Argentine crypto exchange Lemon has launched what it says is the country’s first Bitcoin-backed Visa credit card, allowing users to access peso credit without selling their BTC.
Users must lock up at least 0.01 Bitcoin as collateral, currently worth about $960, to receive an initial credit limit of up to one million pesos.
The Bitcoin used as collateral is immobilised as a guarantee rather than converted into pesos or other fiat currency.
Lemon said the product will later allow customers to adjust collateral and credit limits and settle some purchases using dollar-pegged digital assets.
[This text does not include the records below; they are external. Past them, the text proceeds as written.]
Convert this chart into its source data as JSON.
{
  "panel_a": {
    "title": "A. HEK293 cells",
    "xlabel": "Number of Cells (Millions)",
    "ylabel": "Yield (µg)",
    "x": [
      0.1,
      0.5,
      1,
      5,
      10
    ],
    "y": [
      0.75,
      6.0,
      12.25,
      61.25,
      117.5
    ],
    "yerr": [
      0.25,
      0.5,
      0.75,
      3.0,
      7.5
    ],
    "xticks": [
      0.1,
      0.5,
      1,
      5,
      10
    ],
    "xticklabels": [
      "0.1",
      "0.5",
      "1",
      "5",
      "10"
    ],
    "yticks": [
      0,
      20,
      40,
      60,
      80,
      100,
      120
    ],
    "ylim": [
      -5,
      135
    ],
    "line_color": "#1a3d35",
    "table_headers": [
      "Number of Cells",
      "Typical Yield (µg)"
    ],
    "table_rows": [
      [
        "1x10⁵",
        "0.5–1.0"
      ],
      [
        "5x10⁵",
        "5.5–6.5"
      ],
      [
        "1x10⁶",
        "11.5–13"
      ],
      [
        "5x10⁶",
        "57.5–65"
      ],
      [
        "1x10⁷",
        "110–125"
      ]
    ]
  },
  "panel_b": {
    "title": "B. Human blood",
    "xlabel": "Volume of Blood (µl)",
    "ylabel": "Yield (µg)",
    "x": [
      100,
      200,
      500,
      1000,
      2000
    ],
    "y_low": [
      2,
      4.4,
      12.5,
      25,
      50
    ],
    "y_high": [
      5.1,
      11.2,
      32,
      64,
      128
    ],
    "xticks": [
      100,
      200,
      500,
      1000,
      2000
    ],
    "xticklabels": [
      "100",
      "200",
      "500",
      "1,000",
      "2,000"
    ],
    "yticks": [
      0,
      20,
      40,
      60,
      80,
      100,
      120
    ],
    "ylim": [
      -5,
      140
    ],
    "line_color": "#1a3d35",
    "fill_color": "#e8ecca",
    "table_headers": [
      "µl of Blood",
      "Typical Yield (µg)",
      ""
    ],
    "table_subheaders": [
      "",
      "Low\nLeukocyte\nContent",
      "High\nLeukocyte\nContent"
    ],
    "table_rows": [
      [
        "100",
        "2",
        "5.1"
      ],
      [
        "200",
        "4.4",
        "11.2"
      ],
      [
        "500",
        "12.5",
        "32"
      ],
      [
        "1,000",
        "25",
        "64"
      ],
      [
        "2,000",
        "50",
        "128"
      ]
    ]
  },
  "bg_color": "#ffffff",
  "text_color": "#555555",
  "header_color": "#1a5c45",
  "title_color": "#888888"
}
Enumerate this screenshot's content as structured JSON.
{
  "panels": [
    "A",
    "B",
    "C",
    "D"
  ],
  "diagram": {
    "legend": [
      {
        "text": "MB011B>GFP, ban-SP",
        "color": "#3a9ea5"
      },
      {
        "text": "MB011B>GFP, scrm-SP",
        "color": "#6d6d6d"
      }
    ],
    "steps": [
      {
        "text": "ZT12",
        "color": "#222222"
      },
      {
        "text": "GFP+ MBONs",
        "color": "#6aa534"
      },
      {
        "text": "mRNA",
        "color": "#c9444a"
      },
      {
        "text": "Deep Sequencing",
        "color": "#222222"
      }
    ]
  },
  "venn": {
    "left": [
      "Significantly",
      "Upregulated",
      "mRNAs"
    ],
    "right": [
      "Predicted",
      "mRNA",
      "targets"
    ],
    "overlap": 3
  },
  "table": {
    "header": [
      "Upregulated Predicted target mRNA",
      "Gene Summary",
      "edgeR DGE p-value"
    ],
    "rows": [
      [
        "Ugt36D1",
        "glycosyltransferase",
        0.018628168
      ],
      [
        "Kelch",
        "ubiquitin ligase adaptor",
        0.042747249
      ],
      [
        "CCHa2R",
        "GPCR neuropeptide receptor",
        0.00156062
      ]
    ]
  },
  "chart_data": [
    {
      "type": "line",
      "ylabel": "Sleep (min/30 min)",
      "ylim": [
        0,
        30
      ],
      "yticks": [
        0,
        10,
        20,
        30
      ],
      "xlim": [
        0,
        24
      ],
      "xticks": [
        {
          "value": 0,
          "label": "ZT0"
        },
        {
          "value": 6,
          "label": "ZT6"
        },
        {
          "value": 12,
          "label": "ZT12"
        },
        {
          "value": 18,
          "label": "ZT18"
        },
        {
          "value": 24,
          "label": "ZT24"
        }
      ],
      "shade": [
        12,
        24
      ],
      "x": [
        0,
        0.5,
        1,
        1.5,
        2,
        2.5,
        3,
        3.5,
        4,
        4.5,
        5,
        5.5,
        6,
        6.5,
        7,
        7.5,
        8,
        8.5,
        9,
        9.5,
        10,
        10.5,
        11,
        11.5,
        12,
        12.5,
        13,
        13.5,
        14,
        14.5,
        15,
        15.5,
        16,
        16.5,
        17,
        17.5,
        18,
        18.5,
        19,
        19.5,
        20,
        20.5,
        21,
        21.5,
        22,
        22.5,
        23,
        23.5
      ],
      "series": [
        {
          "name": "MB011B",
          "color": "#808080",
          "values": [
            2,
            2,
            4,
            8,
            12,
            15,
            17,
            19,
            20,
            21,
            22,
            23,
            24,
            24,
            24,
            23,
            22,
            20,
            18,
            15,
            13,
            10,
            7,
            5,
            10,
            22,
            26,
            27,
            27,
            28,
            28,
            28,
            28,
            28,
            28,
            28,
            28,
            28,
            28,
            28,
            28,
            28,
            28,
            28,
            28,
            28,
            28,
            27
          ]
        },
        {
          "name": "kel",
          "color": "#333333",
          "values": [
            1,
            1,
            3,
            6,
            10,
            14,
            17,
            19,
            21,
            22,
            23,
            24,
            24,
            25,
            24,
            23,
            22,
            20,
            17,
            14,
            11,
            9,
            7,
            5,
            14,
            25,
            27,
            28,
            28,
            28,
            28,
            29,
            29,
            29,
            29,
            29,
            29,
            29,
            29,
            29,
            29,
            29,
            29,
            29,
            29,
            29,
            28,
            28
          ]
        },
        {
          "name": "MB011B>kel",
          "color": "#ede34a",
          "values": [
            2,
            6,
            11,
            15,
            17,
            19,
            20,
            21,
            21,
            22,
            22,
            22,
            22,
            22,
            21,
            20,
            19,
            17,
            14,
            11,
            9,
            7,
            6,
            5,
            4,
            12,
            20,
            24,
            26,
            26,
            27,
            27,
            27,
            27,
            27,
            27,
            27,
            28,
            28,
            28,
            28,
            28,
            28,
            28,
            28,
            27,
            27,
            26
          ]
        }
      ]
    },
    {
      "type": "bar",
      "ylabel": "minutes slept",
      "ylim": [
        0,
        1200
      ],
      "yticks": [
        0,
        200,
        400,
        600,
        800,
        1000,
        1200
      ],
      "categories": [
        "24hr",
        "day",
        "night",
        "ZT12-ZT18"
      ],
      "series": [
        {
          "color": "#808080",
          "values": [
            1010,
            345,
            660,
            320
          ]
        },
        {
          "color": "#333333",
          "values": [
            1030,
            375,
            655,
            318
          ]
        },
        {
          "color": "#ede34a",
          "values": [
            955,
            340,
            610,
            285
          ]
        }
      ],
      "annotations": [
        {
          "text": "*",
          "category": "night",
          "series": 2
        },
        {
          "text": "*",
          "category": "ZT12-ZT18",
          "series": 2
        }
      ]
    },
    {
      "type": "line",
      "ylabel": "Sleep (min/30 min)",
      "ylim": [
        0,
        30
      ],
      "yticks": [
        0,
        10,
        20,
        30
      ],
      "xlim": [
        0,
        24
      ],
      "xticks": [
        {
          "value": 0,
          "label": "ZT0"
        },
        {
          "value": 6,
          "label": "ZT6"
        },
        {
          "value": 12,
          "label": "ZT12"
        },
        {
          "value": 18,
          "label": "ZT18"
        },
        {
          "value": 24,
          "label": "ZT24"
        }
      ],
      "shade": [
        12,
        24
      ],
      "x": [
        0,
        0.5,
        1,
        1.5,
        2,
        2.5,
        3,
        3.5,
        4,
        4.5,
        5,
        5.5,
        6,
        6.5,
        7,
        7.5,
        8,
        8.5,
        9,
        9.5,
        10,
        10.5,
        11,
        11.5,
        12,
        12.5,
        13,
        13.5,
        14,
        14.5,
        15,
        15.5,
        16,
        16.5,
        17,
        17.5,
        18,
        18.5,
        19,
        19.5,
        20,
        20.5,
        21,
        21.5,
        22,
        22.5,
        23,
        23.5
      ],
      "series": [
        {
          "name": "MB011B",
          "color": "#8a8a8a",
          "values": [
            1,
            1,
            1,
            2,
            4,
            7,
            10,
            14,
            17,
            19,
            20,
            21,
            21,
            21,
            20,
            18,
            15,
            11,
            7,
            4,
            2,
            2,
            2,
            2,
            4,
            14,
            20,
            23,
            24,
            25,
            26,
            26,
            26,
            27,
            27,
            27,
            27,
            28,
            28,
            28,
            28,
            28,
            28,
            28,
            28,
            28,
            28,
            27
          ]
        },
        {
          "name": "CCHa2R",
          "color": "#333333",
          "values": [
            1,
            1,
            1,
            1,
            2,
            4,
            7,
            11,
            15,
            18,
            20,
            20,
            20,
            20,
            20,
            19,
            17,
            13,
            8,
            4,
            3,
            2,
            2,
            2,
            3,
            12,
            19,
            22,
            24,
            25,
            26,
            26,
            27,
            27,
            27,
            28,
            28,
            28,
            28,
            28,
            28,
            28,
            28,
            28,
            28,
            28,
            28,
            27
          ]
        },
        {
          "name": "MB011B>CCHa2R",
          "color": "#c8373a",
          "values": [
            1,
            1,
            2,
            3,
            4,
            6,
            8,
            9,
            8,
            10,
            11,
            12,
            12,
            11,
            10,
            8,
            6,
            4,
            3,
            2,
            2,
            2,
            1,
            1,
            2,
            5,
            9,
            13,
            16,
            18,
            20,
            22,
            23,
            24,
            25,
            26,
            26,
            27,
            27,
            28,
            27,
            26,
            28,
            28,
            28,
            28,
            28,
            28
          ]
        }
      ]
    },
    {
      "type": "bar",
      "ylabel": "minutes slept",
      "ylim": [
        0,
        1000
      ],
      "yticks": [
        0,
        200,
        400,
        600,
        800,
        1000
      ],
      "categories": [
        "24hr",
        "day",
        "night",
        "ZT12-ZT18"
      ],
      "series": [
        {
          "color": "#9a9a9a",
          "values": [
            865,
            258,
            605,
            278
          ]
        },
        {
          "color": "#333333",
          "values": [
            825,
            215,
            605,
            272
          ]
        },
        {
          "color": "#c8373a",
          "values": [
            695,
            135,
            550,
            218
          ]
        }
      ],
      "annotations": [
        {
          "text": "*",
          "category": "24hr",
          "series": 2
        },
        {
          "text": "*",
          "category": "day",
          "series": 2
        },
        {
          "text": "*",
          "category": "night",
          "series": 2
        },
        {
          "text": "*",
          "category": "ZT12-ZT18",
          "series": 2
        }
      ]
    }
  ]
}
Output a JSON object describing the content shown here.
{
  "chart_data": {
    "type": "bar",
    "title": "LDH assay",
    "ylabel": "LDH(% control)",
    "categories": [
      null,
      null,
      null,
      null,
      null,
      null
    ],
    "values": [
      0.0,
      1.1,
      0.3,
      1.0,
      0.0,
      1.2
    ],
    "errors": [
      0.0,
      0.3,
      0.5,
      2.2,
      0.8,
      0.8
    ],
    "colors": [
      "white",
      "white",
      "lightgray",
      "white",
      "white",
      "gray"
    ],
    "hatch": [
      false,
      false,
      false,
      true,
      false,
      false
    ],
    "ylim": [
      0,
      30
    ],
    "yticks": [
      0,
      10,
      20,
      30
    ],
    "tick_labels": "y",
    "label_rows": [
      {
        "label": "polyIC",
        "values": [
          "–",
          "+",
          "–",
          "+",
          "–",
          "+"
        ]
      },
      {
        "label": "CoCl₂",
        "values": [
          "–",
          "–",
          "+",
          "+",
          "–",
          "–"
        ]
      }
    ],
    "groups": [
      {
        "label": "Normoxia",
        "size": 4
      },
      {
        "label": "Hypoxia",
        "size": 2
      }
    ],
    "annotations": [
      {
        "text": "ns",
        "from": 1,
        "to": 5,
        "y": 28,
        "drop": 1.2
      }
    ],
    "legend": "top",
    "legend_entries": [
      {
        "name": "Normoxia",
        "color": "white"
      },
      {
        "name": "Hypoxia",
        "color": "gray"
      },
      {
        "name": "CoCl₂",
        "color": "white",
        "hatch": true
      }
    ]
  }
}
The launch reflects Argentina’s deep-rooted distrust of banks following repeated devaluations and the 2001 “corralito” deposit freeze.
Official data cited by Reuters estimates Argentines hold around $271 billion in undeclared US dollars outside the formal financial system.
President Javier Milei’s recent tax amnesty encouraged nearly 300,000 savers to declare more than $20 billion, though most cash remains unbanked.
Lemon aims to turn Bitcoin, a popular savings asset, into everyday spending power without forcing users to unwind crypto or dollar holdings.
The card debuts as crypto usage across Latin America expands, with exchange flows in the region rising roughly ninefold over three years.
Regional crypto activity reached about $27 billion in 2024, with firms such as Bitso, Mercado Bitcoin and Lemon playing a growing role.
Unlike similar products elsewhere, Lemon’s card is positioned as a peso-denominated, Bitcoin-guaranteed revolving credit line in a fragile banking system.
At the time of reporting, Bitcoin price was $97,045.67.